Create assignments that require students to observe the natural world, people, or groups of people. Then have them report back what they learned and experienced. This can be an individual writing assignment, an ongoing learning journal, a follow-up real-time chat with you as the instructor, or a contribution to an asynchronous online discussion. These can add a rich and practical element to courses in many subject areas. Don’t be too quick to suggest that it doesn’t work for your content area. Almost everything we teach has implications in the physical world. Find those implications and use them to help the students make meaningful connections.

5. Service Learning

Service learning integrates meaningful community service into a curriculum, and adds substantive reflection and debriefing. How can students use what they are learning in the course to serve someone in a small or simple way? It doesn’t need to be a commitment that takes hours or days. It might even be micro-acts. How could you add 5-minute service learning activities that relate to what you are teaching? This adds engagement, leverages the human connection, and models how this content can help you love the neighbors (literal and figurative) in this world.

6. Show and Tell from the Offline World

I mentioned this onet in #2, but have students make analogies and connections between what they are learning and what they see in the physical world around them. This drives their thinking to higher levels (analysis, evaluation, even creation), and it makes for fun and interesting sharing in the online discussions. The students are forced to think deeply about what they are learning, and their examples can help others in the class better understand concepts.

7. Experiments

This is done in some online science classes by actually including a lab-in-a-box or kitchen science experiments. However, it can work in almost any content area. What are social, personal, or physical experiments they could try to better understand a concept or to learn something new? I’ve successfully used what I call life experiments for some time. I have students test out a concept or idea by creating some sort of relevant social experiment, reporting their findings, and reflecting on what they can learn from the findings. This works very well for social science classes, but with a little creativity, you can come up with wonderfully engaging life experiments for almost any class. Some of these can even be designed as games they try to play with someone or a group.

8. Images and Video Footage

Each learner in an online class may come from a different physical location, so why not leverage that diversity in the class? Have students capture relevant pictures and video footage from their unique world, connecting that with specific lessons and concepts that are being learned. Over time, the students collectively generate a rich repository of visual and multimedia content for the class.

9. Peer Feedback

Build into assignments the requirement to run their work or ideas past one or more people in the physical world.

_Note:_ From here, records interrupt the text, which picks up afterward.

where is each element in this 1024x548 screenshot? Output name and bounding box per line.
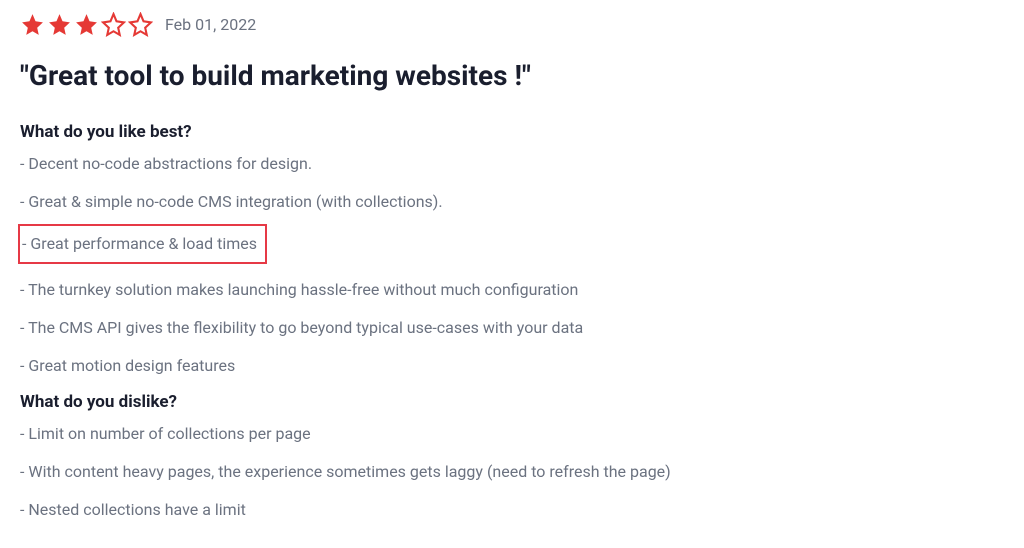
list-item: - With content heavy pages, the experien… (20, 460, 940, 484)
review-header: Feb 01, 2022 (20, 12, 940, 37)
review-container: Feb 01, 2022 "Great tool to build market… (20, 12, 940, 522)
star-rating (20, 12, 153, 37)
list-item: - Great & simple no-code CMS integration… (20, 190, 940, 214)
highlighted-item: - Great performance & load times (18, 224, 267, 264)
list-item: - Great performance & load times (22, 232, 257, 256)
review-title: "Great tool to build marketing websites … (20, 59, 940, 92)
review-date: Feb 01, 2022 (165, 15, 256, 34)
list-item: - Nested collections have a limit (20, 498, 940, 522)
list-item: - Decent no-code abstractions for design… (20, 152, 940, 176)
list-item: - Limit on number of collections per pag… (20, 422, 940, 446)
star-icon (74, 12, 99, 37)
star-empty-icon (128, 12, 153, 37)
list-item: - The turnkey solution makes launching h… (20, 278, 940, 302)
star-empty-icon (101, 12, 126, 37)
like-heading: What do you like best? (20, 122, 940, 142)
star-icon (47, 12, 72, 37)
list-item: - Great motion design features (20, 354, 940, 378)
star-icon (20, 12, 45, 37)
list-item: - The CMS API gives the flexibility to g… (20, 316, 940, 340)
dislike-section: What do you dislike? - Limit on number o… (20, 392, 940, 522)
dislike-heading: What do you dislike? (20, 392, 940, 412)
like-section: What do you like best? - Decent no-code … (20, 122, 940, 378)
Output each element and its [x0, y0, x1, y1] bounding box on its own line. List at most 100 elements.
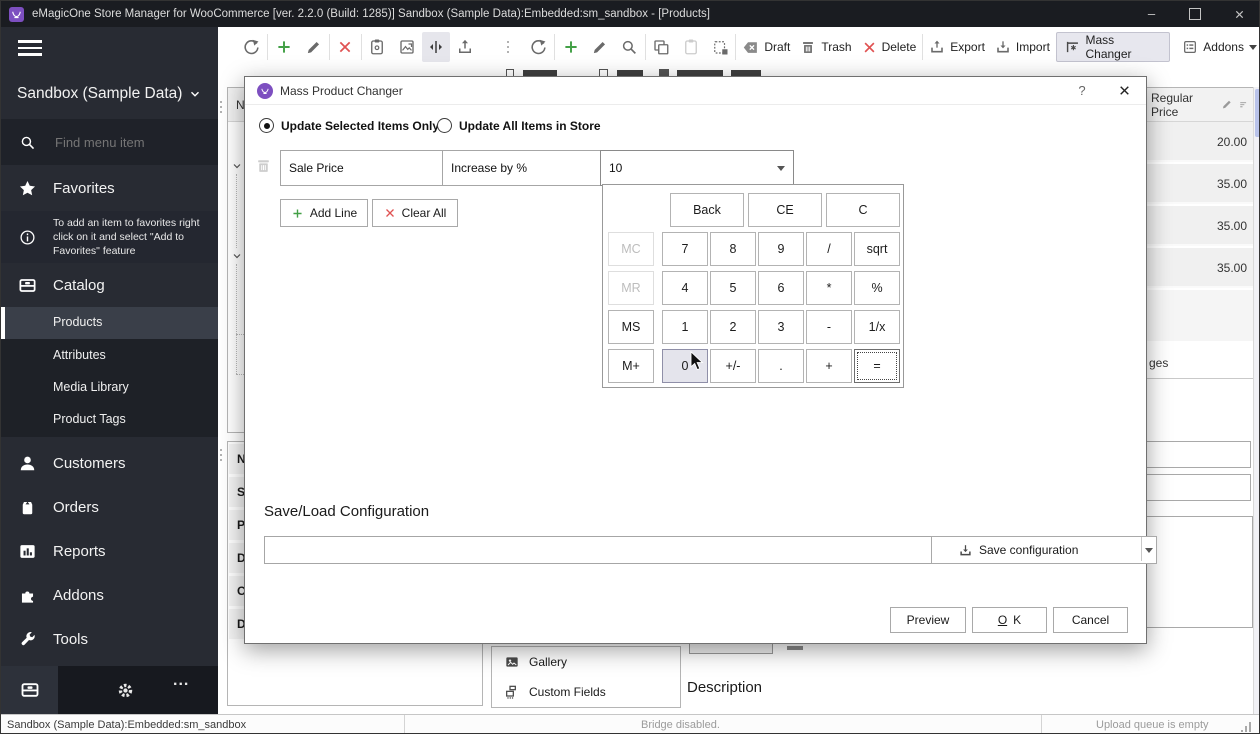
calc-key-back[interactable]: Back	[670, 193, 744, 227]
edit-pencil-icon[interactable]	[586, 32, 613, 62]
form-input-fragment[interactable]	[1143, 441, 1251, 468]
sidebar-search[interactable]	[1, 119, 218, 165]
add-icon[interactable]	[270, 32, 297, 62]
calc-key-6[interactable]: 6	[758, 271, 804, 305]
calc-key-8[interactable]: 8	[710, 232, 756, 266]
minimize-button[interactable]	[1129, 1, 1173, 27]
regular-price-column-header[interactable]: Regular Price	[1151, 91, 1216, 119]
sidebar-item-catalog[interactable]: Catalog	[1, 263, 218, 307]
sidebar-item-favorites[interactable]: Favorites	[1, 165, 218, 211]
search-icon[interactable]	[615, 32, 642, 62]
sidebar-item-media-library[interactable]: Media Library	[53, 380, 129, 394]
draft-button[interactable]: Draft	[738, 32, 794, 62]
maximize-button[interactable]	[1173, 1, 1217, 27]
add-icon[interactable]	[557, 32, 584, 62]
calc-key-1[interactable]: 1	[662, 310, 708, 344]
catalog-tab-active[interactable]	[1, 666, 58, 714]
sidebar-item-product-tags[interactable]: Product Tags	[53, 412, 126, 426]
preview-clipboard-icon[interactable]	[364, 32, 391, 62]
help-button[interactable]: ?	[1062, 83, 1102, 98]
sidebar-item-tools[interactable]: Tools	[1, 617, 218, 661]
regular-price-cell[interactable]: 20.00	[1217, 135, 1247, 149]
tree-expand-chevron-icon[interactable]	[231, 250, 243, 262]
sidebar-item-products-selected[interactable]: Products	[1, 307, 218, 339]
split-columns-icon[interactable]	[422, 32, 449, 62]
mass-changer-button[interactable]: Mass Changer	[1056, 32, 1170, 62]
calc-key-sqrt[interactable]: sqrt	[854, 232, 900, 266]
sidebar-item-customers[interactable]: Customers	[1, 441, 218, 485]
calc-key-7[interactable]: 7	[662, 232, 708, 266]
upload-icon[interactable]	[452, 32, 479, 62]
sidebar-item-attributes[interactable]: Attributes	[53, 348, 106, 362]
calc-key-ms[interactable]: MS	[608, 310, 654, 344]
radio-update-all[interactable]: Update All Items in Store	[437, 118, 601, 133]
edit-pencil-icon[interactable]	[299, 32, 326, 62]
clear-all-button[interactable]: Clear All	[372, 199, 458, 227]
calc-key-reciprocal[interactable]: 1/x	[854, 310, 900, 344]
regular-price-cell[interactable]: 35.00	[1217, 219, 1247, 233]
calc-key-mplus[interactable]: M+	[608, 349, 654, 383]
hamburger-menu-icon[interactable]	[18, 40, 42, 56]
store-selector[interactable]: Sandbox (Sample Data)	[1, 77, 218, 111]
close-window-button[interactable]	[1217, 1, 1260, 27]
tab-custom-fields[interactable]: Custom Fields	[492, 677, 680, 707]
edit-pencil-icon[interactable]	[1221, 98, 1233, 111]
search-input[interactable]	[53, 134, 197, 151]
addons-dropdown-button[interactable]: Addons	[1178, 32, 1260, 62]
vertical-splitter-handle[interactable]	[220, 101, 222, 113]
preview-button[interactable]: Preview	[890, 607, 966, 633]
delete-x-icon[interactable]	[332, 32, 359, 62]
sidebar-item-orders[interactable]: Orders	[1, 485, 218, 529]
ok-button[interactable]: OK	[972, 607, 1047, 633]
resize-grip[interactable]	[1241, 722, 1251, 732]
sort-icon[interactable]	[1238, 99, 1249, 111]
calc-key-plusminus[interactable]: +/-	[710, 349, 756, 383]
calc-key-multiply[interactable]: *	[806, 271, 852, 305]
cancel-button[interactable]: Cancel	[1053, 607, 1128, 633]
calc-key-decimal[interactable]: .	[758, 349, 804, 383]
regular-price-cell[interactable]: 35.00	[1217, 177, 1247, 191]
refresh-icon[interactable]	[238, 32, 265, 62]
calc-key-2[interactable]: 2	[710, 310, 756, 344]
vertical-splitter-handle[interactable]	[220, 449, 222, 461]
toolbar-drag-handle[interactable]	[507, 41, 509, 53]
tree-expand-chevron-icon[interactable]	[231, 160, 243, 172]
delete-button[interactable]: Delete	[858, 32, 921, 62]
calc-key-equals[interactable]: =	[854, 349, 900, 383]
tab-gallery[interactable]: Gallery	[492, 647, 680, 677]
vertical-scrollbar[interactable]	[1253, 87, 1260, 714]
calc-key-9[interactable]: 9	[758, 232, 804, 266]
calc-key-plus[interactable]: +	[806, 349, 852, 383]
calc-key-4[interactable]: 4	[662, 271, 708, 305]
export-button[interactable]: Export	[925, 32, 989, 62]
copy-icon[interactable]	[648, 32, 675, 62]
sidebar-item-reports[interactable]: Reports	[1, 529, 218, 573]
form-input-fragment[interactable]	[1143, 474, 1251, 501]
calc-key-divide[interactable]: /	[806, 232, 852, 266]
settings-gear-icon[interactable]	[116, 681, 135, 700]
calc-key-3[interactable]: 3	[758, 310, 804, 344]
refresh-icon[interactable]	[525, 32, 552, 62]
regular-price-cell[interactable]: 35.00	[1217, 261, 1247, 275]
image-edit-icon[interactable]	[393, 32, 420, 62]
save-configuration-button[interactable]: Save configuration	[931, 536, 1157, 564]
add-line-button[interactable]: Add Line	[280, 199, 368, 227]
close-dialog-button[interactable]	[1102, 84, 1146, 97]
import-button[interactable]: Import	[991, 32, 1054, 62]
sidebar-item-addons[interactable]: Addons	[1, 573, 218, 617]
paste-special-icon[interactable]	[706, 32, 733, 62]
amount-combobox[interactable]: 10	[600, 150, 794, 186]
calc-key-percent[interactable]: %	[854, 271, 900, 305]
calc-key-ce[interactable]: CE	[748, 193, 822, 227]
form-textarea-fragment[interactable]	[1143, 516, 1253, 628]
radio-update-selected[interactable]: Update Selected Items Only	[259, 118, 439, 133]
scrollbar-thumb[interactable]	[1255, 89, 1260, 137]
calc-key-c[interactable]: C	[826, 193, 900, 227]
trash-button[interactable]: Trash	[796, 32, 855, 62]
mass-product-changer-dialog: Mass Product Changer ? Update Selected I…	[244, 76, 1147, 644]
configuration-combobox[interactable]	[264, 536, 959, 564]
more-options-button[interactable]: ...	[173, 672, 189, 690]
chevron-down-icon[interactable]	[1145, 548, 1153, 553]
calc-key-minus[interactable]: -	[806, 310, 852, 344]
calc-key-5[interactable]: 5	[710, 271, 756, 305]
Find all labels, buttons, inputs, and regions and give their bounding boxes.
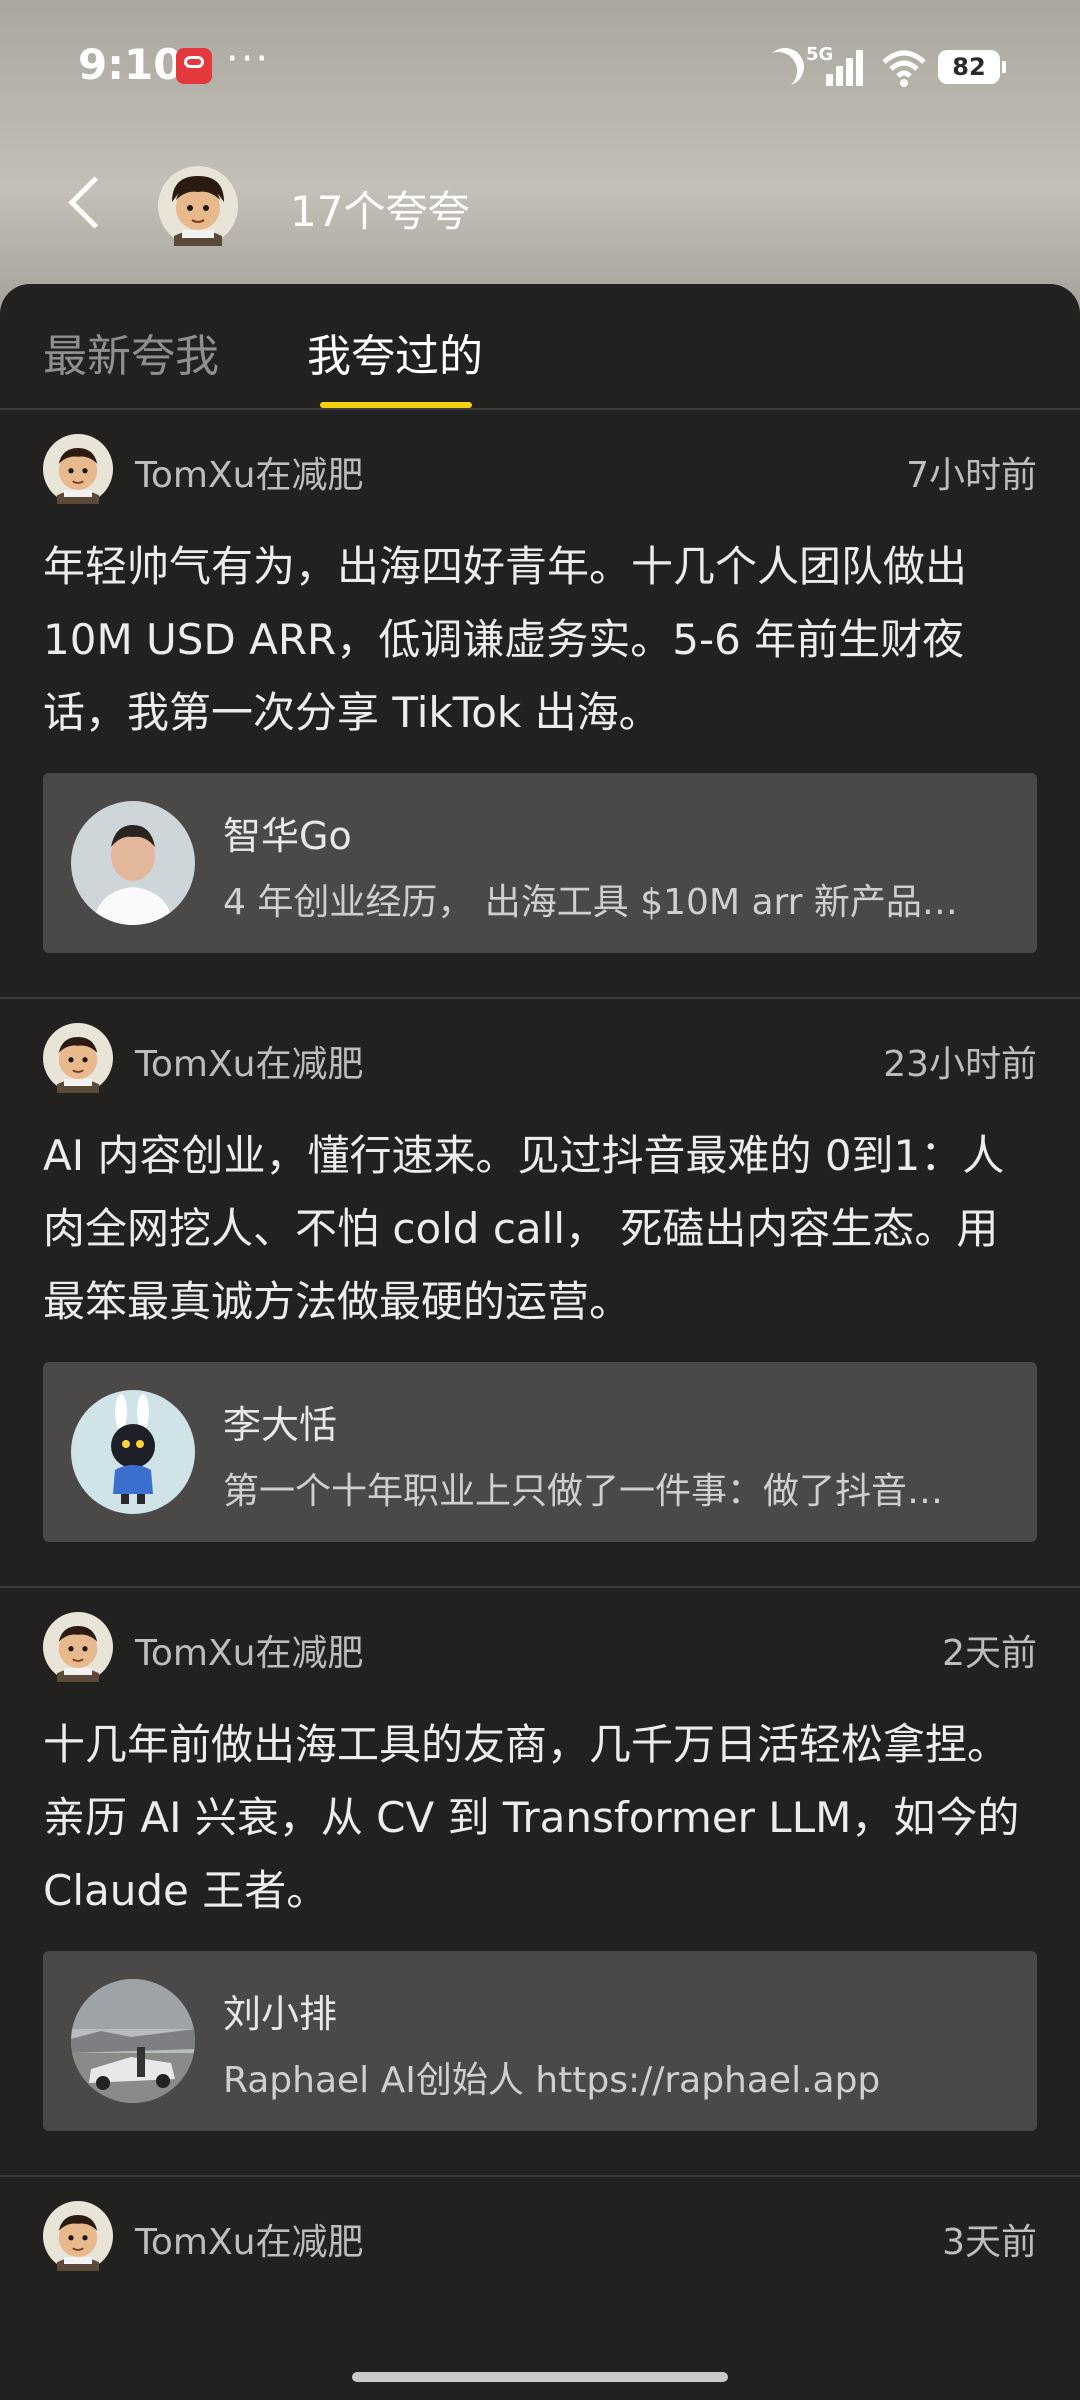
author-avatar[interactable]	[43, 434, 113, 504]
status-time: 9:10	[78, 40, 183, 89]
post-time: 2天前	[942, 1633, 1037, 1674]
list-item: TomXu在减肥 7小时前 年轻帅气有为，出海四好青年。十几个人团队做出 10M…	[0, 410, 1080, 999]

They don’t need to find someone to carefully edit their work, maybe just give five minutes of time to talk through a few of the ideas and share their impression.

10. Connect Offline

Sometimes you have online students who are local, or students in the class who live close to one another. A quick meeting at a coffee shop, library or the school can be a rich enhancement. Or, in the absence of this, you can use any number of synchronous tools with video to add a visual and real-time element to a course. Phone chats work as well. These are not entirely offline, but they do add some of the affordances of communication in physical spaces. Also, encourage students who live near one another to try one or two study sessions. In my experience, this adds a wonderfully personal element to their online learning experience.

What do you think? Are you ready to integrate the offline world into your online class? Consider trying a few of these and see how they work. It will help to conduct your own short survey or questionnaire to get feedback on how students experience these physical enhancements. Or, having students keep a learning journal will give you keen insights into how the offline design features are impacting the student experience.